This article looks at the Benefits of being a Purpose-Driven Organisation and how it can have a positive impact on the bottom line?
There is a growing realisation among successful companies that the idea that the purpose cannot be about making a profit or on shareholder value. They understand that making a profit (and adding shareholder value) is the result of being purpose-driven, it is not the purpose in itself.
Purpose-Driven businesses perform better, make more money, have more engaged employees and more loyal customers. This is because they are better at innovation and transformational change.
You are more likely to succeed when you care about the outcome. Organisational purpose gives people the sense of being part of something greater than themselves.
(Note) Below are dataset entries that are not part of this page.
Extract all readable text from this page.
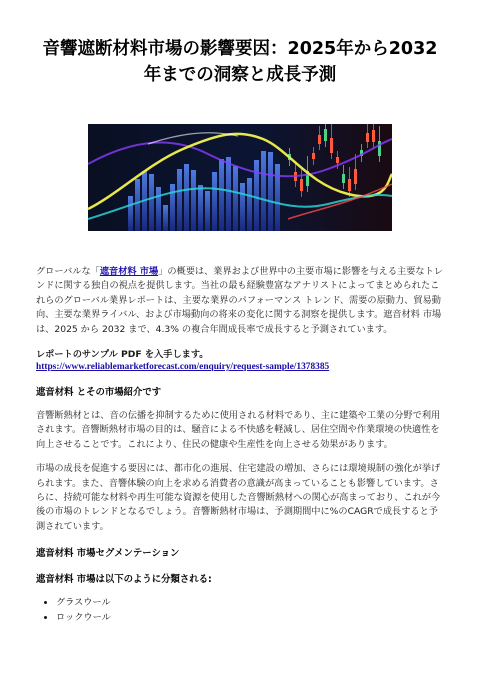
音響遮断材料市場の影響要因：2025年から2032年までの洞察と成長予測

グローバルな「遮音材料 市場」の概要は、業界および世界中の主要市場に影響を与える主要なトレンドに関する独自の視点を提供します。当社の最も経験豊富なアナリストによってまとめられたこれらのグローバル業界レポートは、主要な業界のパフォーマンス トレンド、需要の原動力、貿易動向、主要な業界ライバル、および市場動向の将来の変化に関する洞察を提供します。遮音材料 市場は、2025 から 2032 まで、4.3% の複合年間成長率で成長すると予測されています。

レポートのサンプル PDF を入手します。
https://www.reliablemarketforecast.com/enquiry/request-sample/1378385
遮音材料 とその市場紹介です

音響断熱材とは、音の伝播を抑制するために使用される材料であり、主に建築や工業の分野で利用されます。音響断熱材市場の目的は、騒音による不快感を軽減し、居住空間や作業環境の快適性を向上させることです。これにより、住民の健康や生産性を向上させる効果があります。

市場の成長を促進する要因には、都市化の進展、住宅建設の増加、さらには環境規制の強化が挙げられます。また、音響体験の向上を求める消費者の意識が高まっていることも影響しています。さらに、持続可能な材料や再生可能な資源を使用した音響断熱材への関心が高まっており、これが今後の市場のトレンドとなるでしょう。音響断熱材市場は、予測期間中に%のCAGRで成長すると予測されています。

遮音材料 市場セグメンテーション
遮音材料 市場は以下のように分類される:
• グラスウール
• ロックウール
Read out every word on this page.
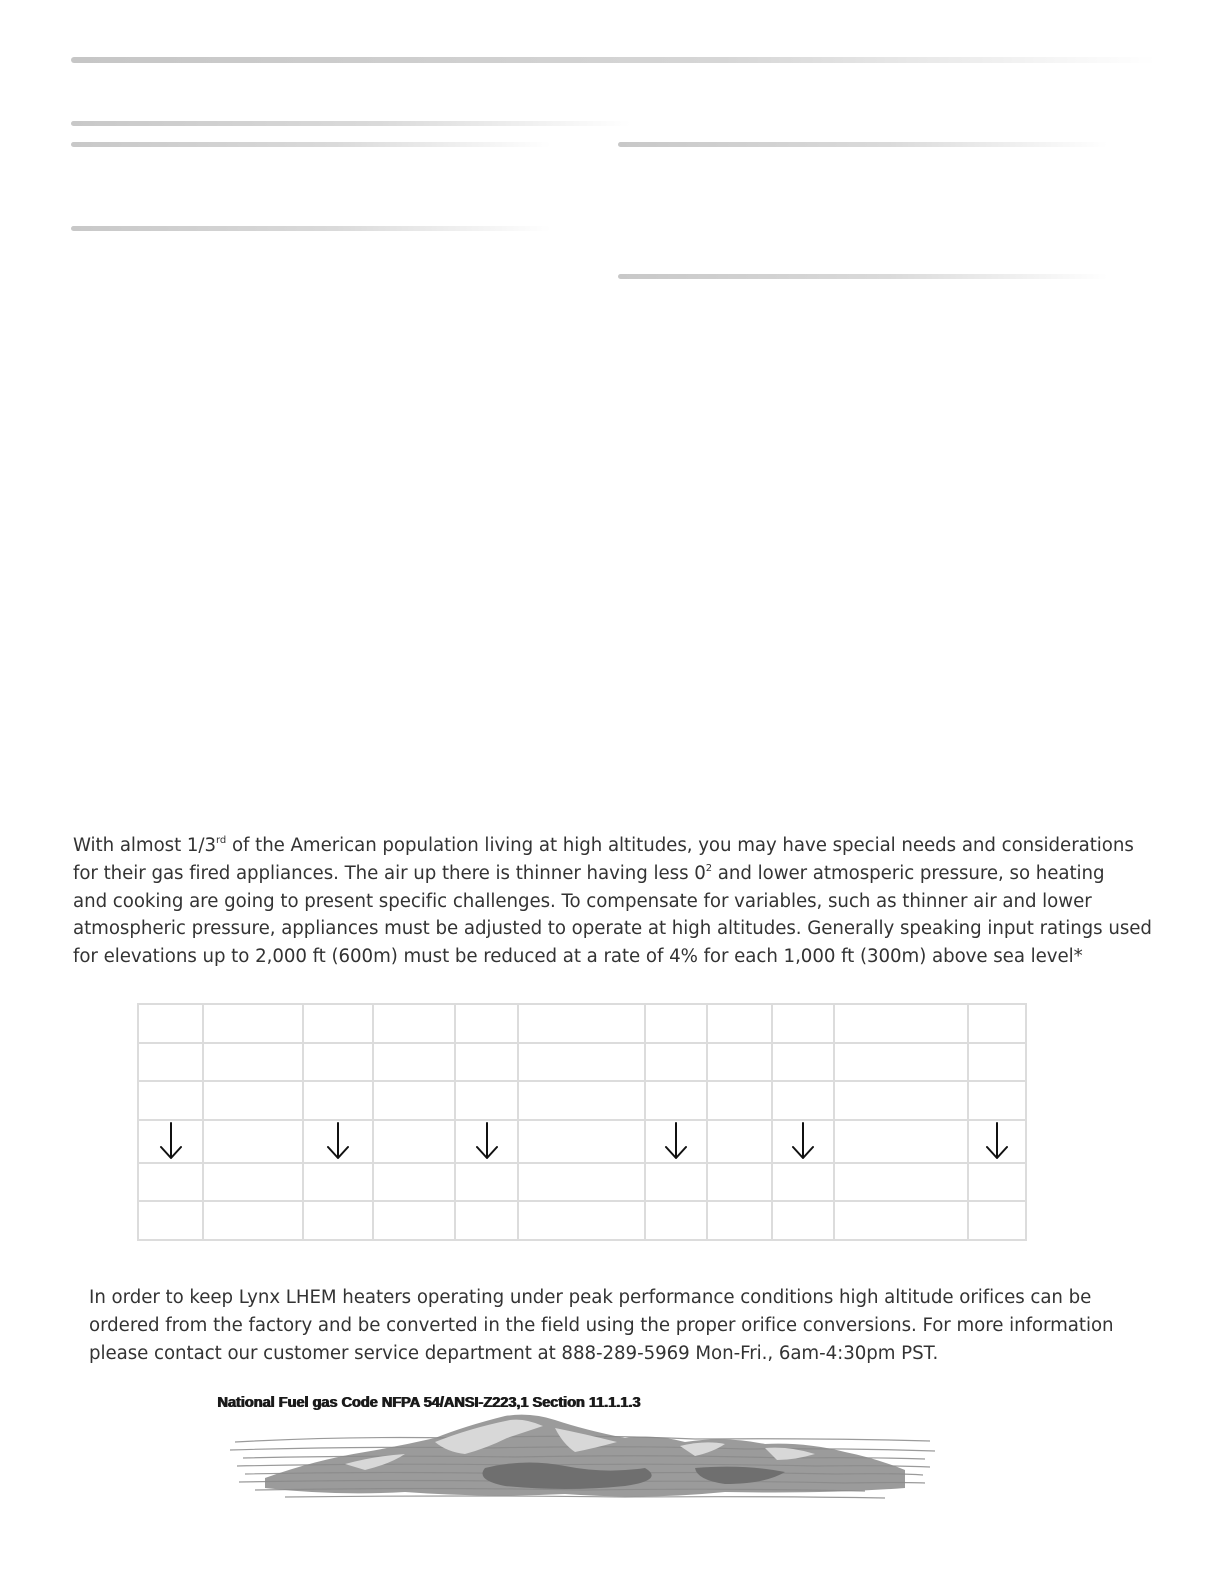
With almost 1/3rd of the American population living at high altitudes, you may have special needs and considerations
for their gas fired appliances. The air up there is thinner having less $0^2$ and lower atmosperic pressure, so heating
and cooking are going to present specific challenges. To compensate for variables, such as thinner air and lower
atmospheric pressure, appliances must be adjusted to operate at high altitudes. Generally speaking input ratings used
for elevations up to 2,000 ft (600m) must be reduced at a rate of 4% for each 1,000 ft (300m) above sea level*

In order to keep Lynx LHEM heaters operating under peak performance conditions high altitude orifices can be
ordered from the factory and be converted in the field using the proper orifice conversions. For more information
please contact our customer service department at 888-289-5969 Mon-Fri., 6am-4:30pm PST.
National Fuel gas Code NFPA 54/ANSI-Z223,1 Section 11.1.1.3
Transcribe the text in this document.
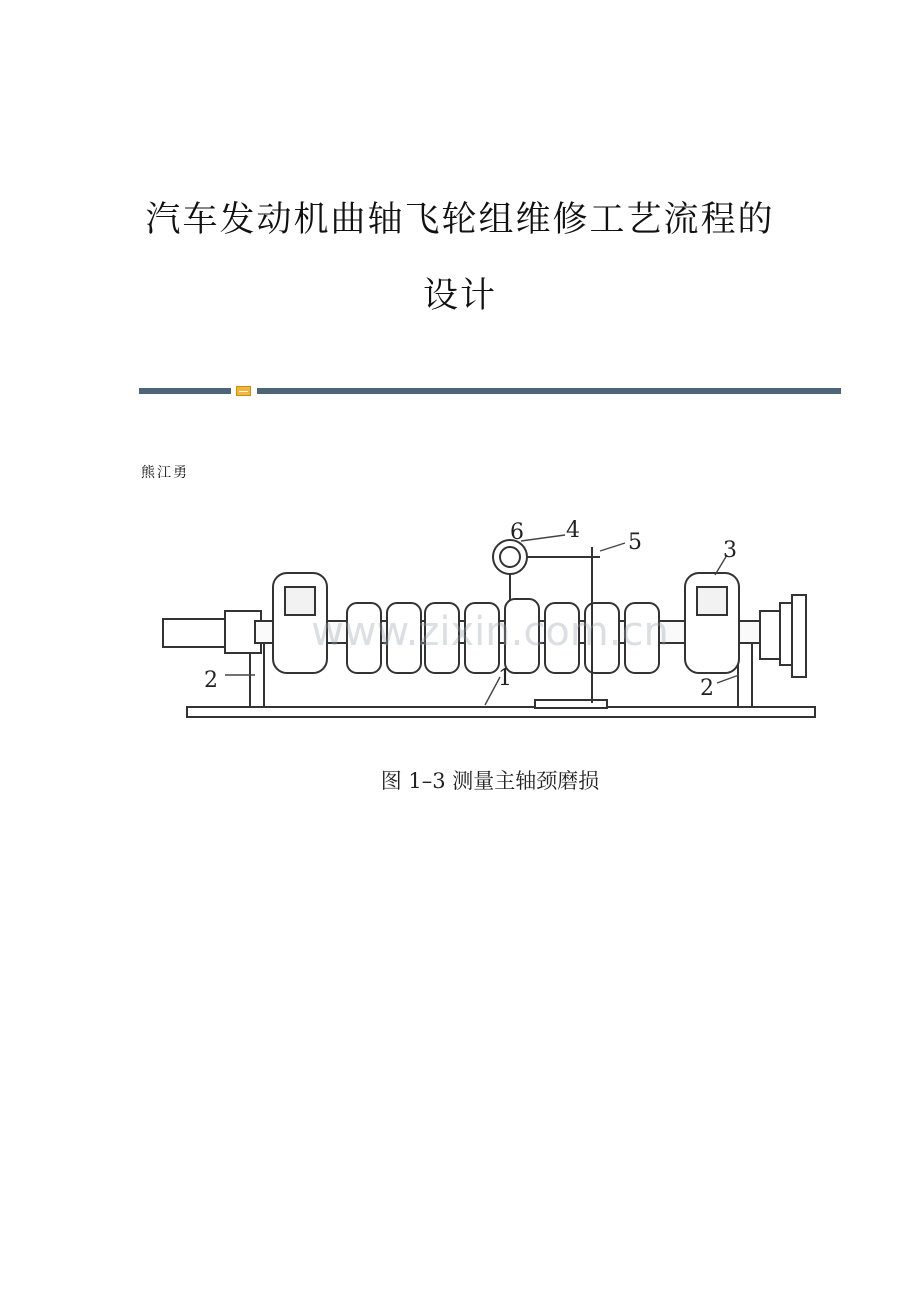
汽车发动机曲轴飞轮组维修工艺流程的
设计
熊江勇
6 4 5	3
2	1	2
www.zixin.com.cn
图 1–3 测量主轴颈磨损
This can lead to high levels of engagement, high levels of creativity, and the willingness to partner across the various boundaries that exist within a company (e.g. functional, product, geographic, etc.). These outcomes are very powerful drivers that help the organisation achieve its goals and vision.
This goes against the assumption made by many leaders and managers that their people are primarily focused on money. While people do work to make money to create or sustain a certain lifestyle form themselves and their families. However, once their financial needs have been met, people tend to be more motivated by intrinsic meaning and the sense that they are contributing to something worthwhile. This is where the organisation’s purpose overlaps with personal purpose.
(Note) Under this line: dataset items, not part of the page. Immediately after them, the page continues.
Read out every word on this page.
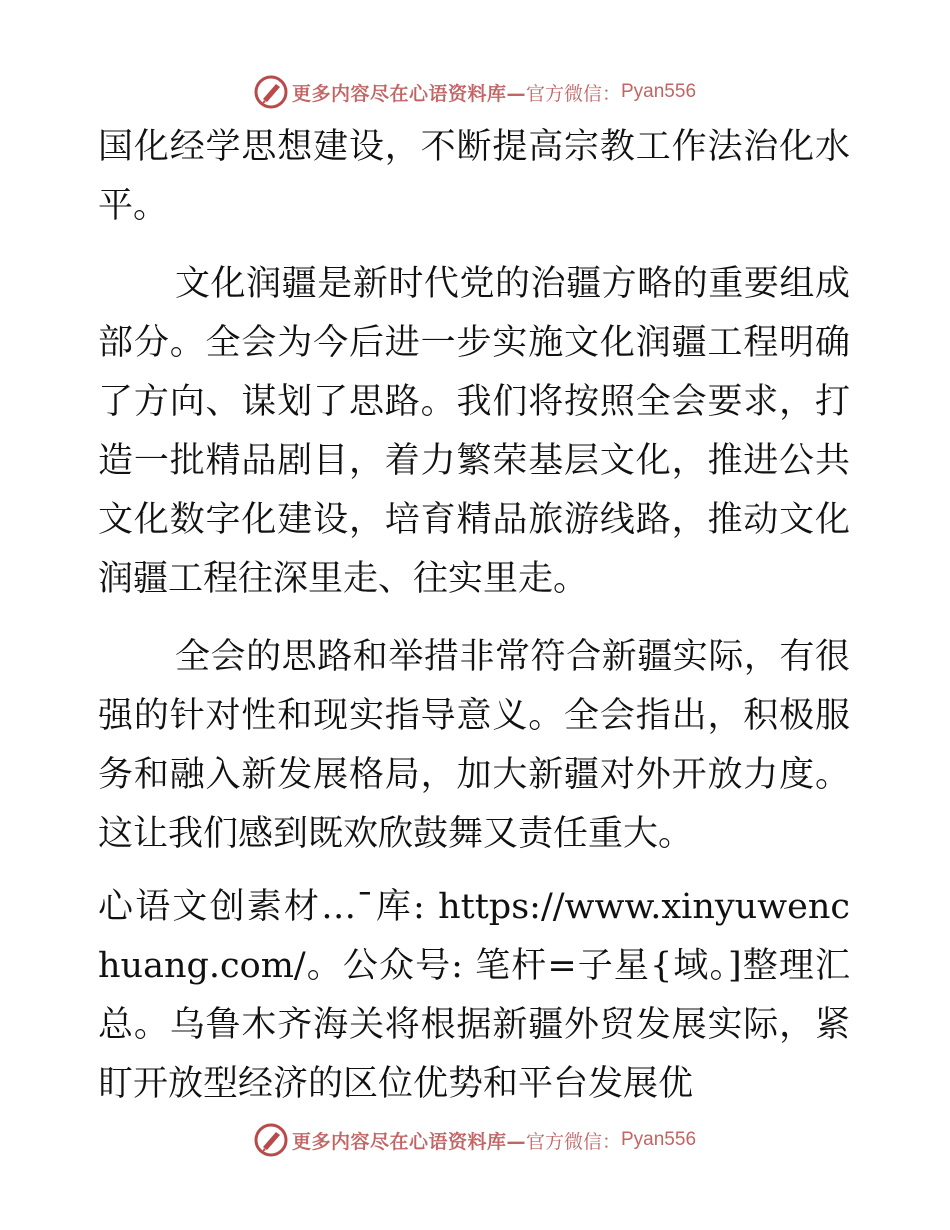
更多内容尽在心语资料库— 官方微信： Pyan556

国化经学思想建设，不断提高宗教工作法治化水平。

文化润疆是新时代党的治疆方略的重要组成部分。全会为今后进一步实施文化润疆工程明确了方向、谋划了思路。我们将按照全会要求，打造一批精品剧目，着力繁荣基层文化，推进公共文化数字化建设，培育精品旅游线路，推动文化润疆工程往深里走、往实里走。

全会的思路和举措非常符合新疆实际，有很强的针对性和现实指导意义。全会指出，积极服务和融入新发展格局，加大新疆对外开放力度。这让我们感到既欢欣鼓舞又责任重大。

心语文创素材…¯库: https://www.xinyuwenchuang.com/。公众号: 笔杆=子星{域。]整理汇总。乌鲁木齐海关将根据新疆外贸发展实际，紧盯开放型经济的区位优势和平台发展优

更多内容尽在心语资料库— 官方微信： Pyan556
Organisational Purpose streamlines the way decisions are made and ensures that everyone is pulling in the same direction, acting like a compass to direct the decision-making process. Without the shared purpose, organisations tend to run in circles, never making forward progress but always rehashing the same discussions. In purpose-driven organisations, they ask “does this decision fit with our purpose?”. This will ensure that decisions are made that are aligned with purpose, values and vision.
It is important to note that these decisions are not always going to be positive. They may result in not doing something, even though that decision may not benefit the organisation in the short-term but are the correct thing to do for the long-term success of the organisation.
Research has shown that purpose-driven companies have highly engaged and motivated people, more satisfied and loyal customers, and fulfilled shareholders. They see themselves as market leaders with a brighter future than their competitors. And they indicate that they are reaping major rewards for their efforts. In short, they are more efficient, focused and driven and all of this had a positive impact on the bottom line. In addition, purpose-driven organisations create a competitive advantage that is very difficult to replicate.